2. Feelings of guilt and a lot of fear
These feelings result from the messages of constant guilt they received from the abuser.. They feel guilty about everything, even if it apparently has nothing to do with them. They think that they are not good as a person (if they have children they may come to think that they are a bad mother). The guilt they feel usually paralyzes them and prevents them from looking forward and forward. Due to the abuser’s threats, they develop constant tension, hypervigilance and fear.
3. Emotional isolation
Due to the social isolation caused by the abuser, the victim feels that she is completely alone and that no one can understand what is happening to her.. They believe that they cannot trust anyone and therefore no one can help them. At the same time, they are increasingly dependent on the abuser. They may also come to believe that what they are going through only happens to them and that no one would understand them.
4. Difficulty recognizing and expressing emotions
Due to the situation of absolute control by the abuser, there is a denial of the feelings and emotions of the victim. They think their feelings are irrelevant, exaggerating, or wrong (they are suspicious of their own feelings). This way, they usually choose to hide their emotions.
They can often show poorly channeled anger: we believe that the victim must be able to control all of their emotions so as not to “irritate” the aggressor. This causes the perfect culture broth for the woman to express her feelings in a more uncontrolled way later. Sometimes the contained anger is directed at themselves.
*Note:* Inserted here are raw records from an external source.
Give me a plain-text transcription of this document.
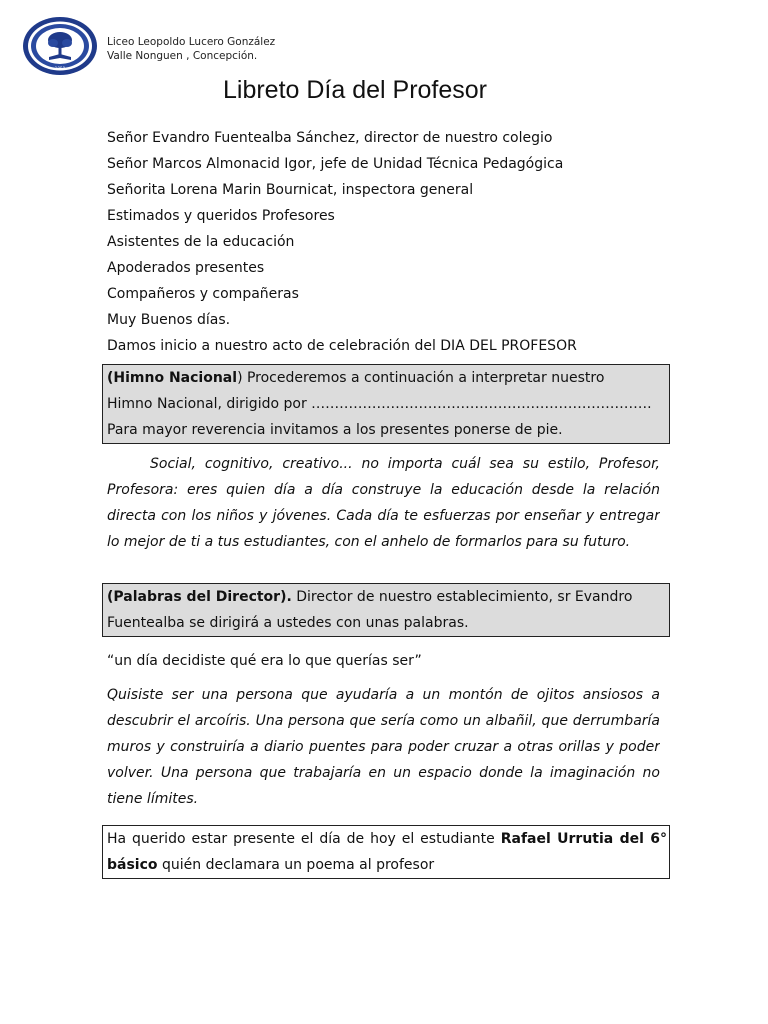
1958
Liceo Leopoldo Lucero González
Valle Nonguen , Concepción.
Libreto Día del Profesor
Señor Evandro Fuentealba Sánchez, director de nuestro colegio
Señor Marcos Almonacid Igor, jefe de Unidad Técnica Pedagógica
Señorita Lorena Marin Bournicat, inspectora general
Estimados y queridos Profesores
Asistentes de la educación
Apoderados presentes
Compañeros y compañeras
Muy Buenos días.
Damos inicio a nuestro acto de celebración del DIA DEL PROFESOR
(Himno Nacional) Procederemos a continuación a interpretar nuestro
Himno Nacional, dirigido por ……………………………………………………………….
Para mayor reverencia invitamos a los presentes ponerse de pie.
Social, cognitivo, creativo... no importa cuál sea su estilo, Profesor,
Profesora: eres quien día a día construye la educación desde la relación
directa con los niños y jóvenes. Cada día te esfuerzas por enseñar y entregar
lo mejor de ti a tus estudiantes, con el anhelo de formarlos para su futuro.
(Palabras del Director). Director de nuestro establecimiento, sr Evandro
Fuentealba se dirigirá a ustedes con unas palabras.
“un día decidiste qué era lo que querías ser”
Quisiste ser una persona que ayudaría a un montón de ojitos ansiosos a
descubrir el arcoíris. Una persona que sería como un albañil, que derrumbaría
muros y construiría a diario puentes para poder cruzar a otras orillas y poder
volver. Una persona que trabajaría en un espacio donde la imaginación no
tiene límites.
Ha querido estar presente el día de hoy el estudiante Rafael Urrutia del 6°
básico quién declamara un poema al profesor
5. Post-traumatic stress disorder or associated symptoms
These women are or have been through very difficult and stressful situations, with recurring trauma in many cases, so typical symptoms of PTSD can occur. (Anxiety, nightmares, depression, hypervigilance, emotional dullness, irritability, suicidal thoughts, insomnia, exaggerated emotional reactions …).
6. Feeling of having betrayed the abuser
For denouncing it, for having separated, or for having explained it to another person. They feel like they are betraying their partner. This would be one of the factors that would lead many women victims of gender-based violence to withdraw their complaints. They feel guilty for speaking badly of him, even though they ultimately explain what happened. In addition, women who have been victims of gender-based violence for a long time may come to integrate the ideas and messages they have received from the abuser. They end up becoming what the abuser wants them to be.
7. Affective disorders
It is common to find it difficult to trust others, they feel that they do not deserve to be loved or respected., They keep away from the environment for fear of suffering again, they perceive the environment as a threat …
Above all, there is affective ambivalence: we cannot give “the luxury” of giving in a totally authentic and open way to people who show them affection, as in the past, and the consequences have been disastrous. Somehow, they try to protect themselves from future situations of violence. This ambivalence situation also occurs with the abuser, because in part of the cycle of violence the abuser apologizes to him (honeymoon: they feel affection for him and perceive him as someone who is worthy of being loved) and in the following phases the phases of build-up of tension and explosion return (they feel hatred towards him).
Lorente Acosta, Miquel. (2009). My husband strikes me as normal: assault on wife. Realities and myths. Planet: Barcelona.
Echeburúa, E., and De Corral, P. (1998). Handbook on Family Violence. 21st century Spain: Madrid.
Official College of Psychology of Guipúzcoa (2016). Manual of psychological care for victims of gender abuse.